Based on the company’s Borcycle M technology, the process is hoped to result in over 60 kilotonnes of advanced mechanical recycled polyolefin solutions and compounds per year.

The company claims that the new plant was inspired by positive feedback from a previous demo plant in Lahnstein, Germany – a joint enterprise between Borealis, TOMRA, and Zimmermann – to process rigid and flexible household waste and test its success for a commercial-scale advanced recycling plant.

Mechanical recycling plays a key role in Borealis’ approach to achieving circularity, as shown in the integrated cascade model.

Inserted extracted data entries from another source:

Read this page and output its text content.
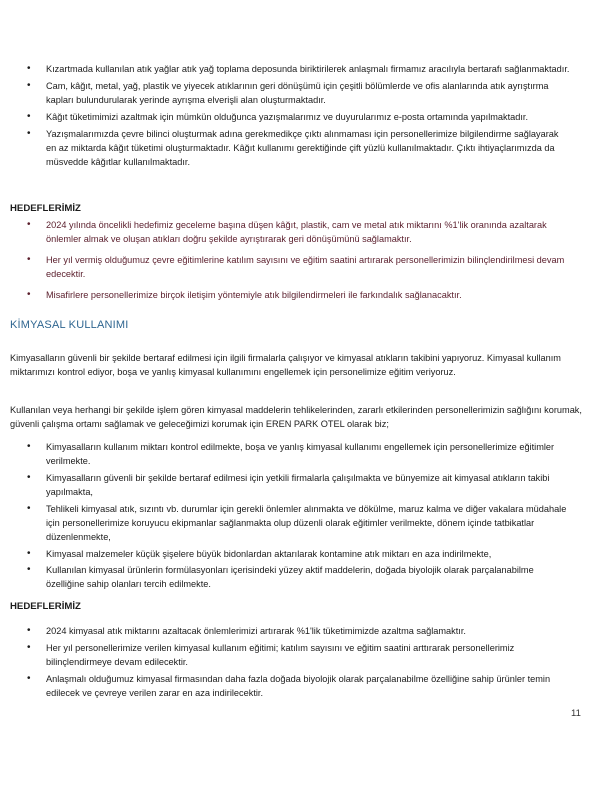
• Kızartmada kullanılan atık yağlar atık yağ toplama deposunda biriktirilerek anlaşmalı firmamız aracılıyla bertarafı sağlanmaktadır.
• Cam, kâğıt, metal, yağ, plastik ve yiyecek atıklarının geri dönüşümü için çeşitli bölümlerde ve ofis alanlarında atık ayrıştırma kapları bulundurularak yerinde ayrışma elverişli alan oluşturmaktadır.
• Kâğıt tüketimimizi azaltmak için mümkün olduğunca yazışmalarımız ve duyurularımız e-posta ortamında yapılmaktadır.
• Yazışmalarımızda çevre bilinci oluşturmak adına gerekmedikçe çıktı alınmaması için personellerimize bilgilendirme sağlayarak en az miktarda kâğıt tüketimi oluşturmaktadır. Kâğıt kullanımı gerektiğinde çift yüzlü kullanılmaktadır. Çıktı ihtiyaçlarımızda da müsvedde kâğıtlar kullanılmaktadır.
HEDEFLERİMİZ
• 2024 yılında öncelikli hedefimiz geceleme başına düşen kâğıt, plastik, cam ve metal atık miktarını %1'lik oranında azaltarak önlemler almak ve oluşan atıkları doğru şekilde ayrıştırarak geri dönüşümünü sağlamaktır.
• Her yıl vermiş olduğumuz çevre eğitimlerine katılım sayısını ve eğitim saatini artırarak personellerimizin bilinçlendirilmesi devam edecektir.
• Misafirlere personellerimize birçok iletişim yöntemiyle atık bilgilendirmeleri ile farkındalık sağlanacaktır.
KİMYASAL KULLANIMI
Kimyasalların güvenli bir şekilde bertaraf edilmesi için ilgili firmalarla çalışıyor ve kimyasal atıkların takibini yapıyoruz. Kimyasal kullanım miktarımızı kontrol ediyor, boşa ve yanlış kimyasal kullanımını engellemek için personelimize eğitim veriyoruz.
Kullanılan veya herhangi bir şekilde işlem gören kimyasal maddelerin tehlikelerinden, zararlı etkilerinden personellerimizin sağlığını korumak, güvenli çalışma ortamı sağlamak ve geleceğimizi korumak için EREN PARK OTEL olarak biz;
• Kimyasalların kullanım miktarı kontrol edilmekte, boşa ve yanlış kimyasal kullanımı engellemek için personellerimize eğitimler verilmekte.
• Kimyasalların güvenli bir şekilde bertaraf edilmesi için yetkili firmalarla çalışılmakta ve bünyemize ait kimyasal atıkların takibi yapılmakta,
• Tehlikeli kimyasal atık, sızıntı vb. durumlar için gerekli önlemler alınmakta ve dökülme, maruz kalma ve diğer vakalara müdahale için personellerimize koruyucu ekipmanlar sağlanmakta olup düzenli olarak eğitimler verilmekte, dönem içinde tatbikatlar düzenlenmekte,
• Kimyasal malzemeler küçük şişelere büyük bidonlardan aktarılarak kontamine atık miktarı en aza indirilmekte,
• Kullanılan kimyasal ürünlerin formülasyonları içerisindeki yüzey aktif maddelerin, doğada biyolojik olarak parçalanabilme özelliğine sahip olanları tercih edilmekte.
HEDEFLERİMİZ
• 2024 kimyasal atık miktarını azaltacak önlemlerimizi artırarak %1'lik tüketimimizde azaltma sağlamaktır.
• Her yıl personellerimize verilen kimyasal kullanım eğitimi; katılım sayısını ve eğitim saatini arttırarak personellerimiz bilinçlendirmeye devam edilecektir.
• Anlaşmalı olduğumuz kimyasal firmasından daha fazla doğada biyolojik olarak parçalanabilme özelliğine sahip ürünler temin edilecek ve çevreye verilen zarar en aza indirilecektir.
11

The new plant will expand Borealis’ capabilities in this area, following on from the acquisitions of plastic recyclers mtm plastics in 2016, and Ecoplast Kunstoffrecycling in 2018.

The front-end engineering design (FEED) stage for the plant will be carried out by Nextchem, specialists in the field of green chemistry and technologies for the energy transition.

Upon successful completion of the FEED phase, Borealis expects to take a final investment decision in the second half of 2023 and start construction by the end of 2023. The first volumes of recycled polyolefin products are expected in 2025.

The plant will support Borealis to deliver on its sustainability commitments, which target a supply capacity of 600 kilotonnes of circular products and solutions globally by 2025, further increasing to 1.8 million tonnes by 2030.

Lucrèce Foufopoulos-DeRidder, Executive Vice President of Polyolefins, Circular Economy Solutions and Innovation & Technology at Borealis said: “With our purpose to reinvent essentials for sustainable living, Borealis is committed to rapidly increasing the share of recycled content across a wide range of high-performance polyolefins.

“Proof-in-point of the EverMinds mindset, this step demonstrates how innovative technology continues to advance circularity.”

Early this month, the company partnered with Vibac Group to design a new BOPP-based film for food packaging, reportedly designed for easy sorting in PP recycling streams.

The new packaging is supposedly compatible with mechanical recycling, where it is thought to be ‘easily sorted’ into PP waste streams, and with existing conversion machinery.

It is hoped that, by utilizing BOPP, the film will be cost- and resource-efficient and will extend the shelf life of the food products it contains.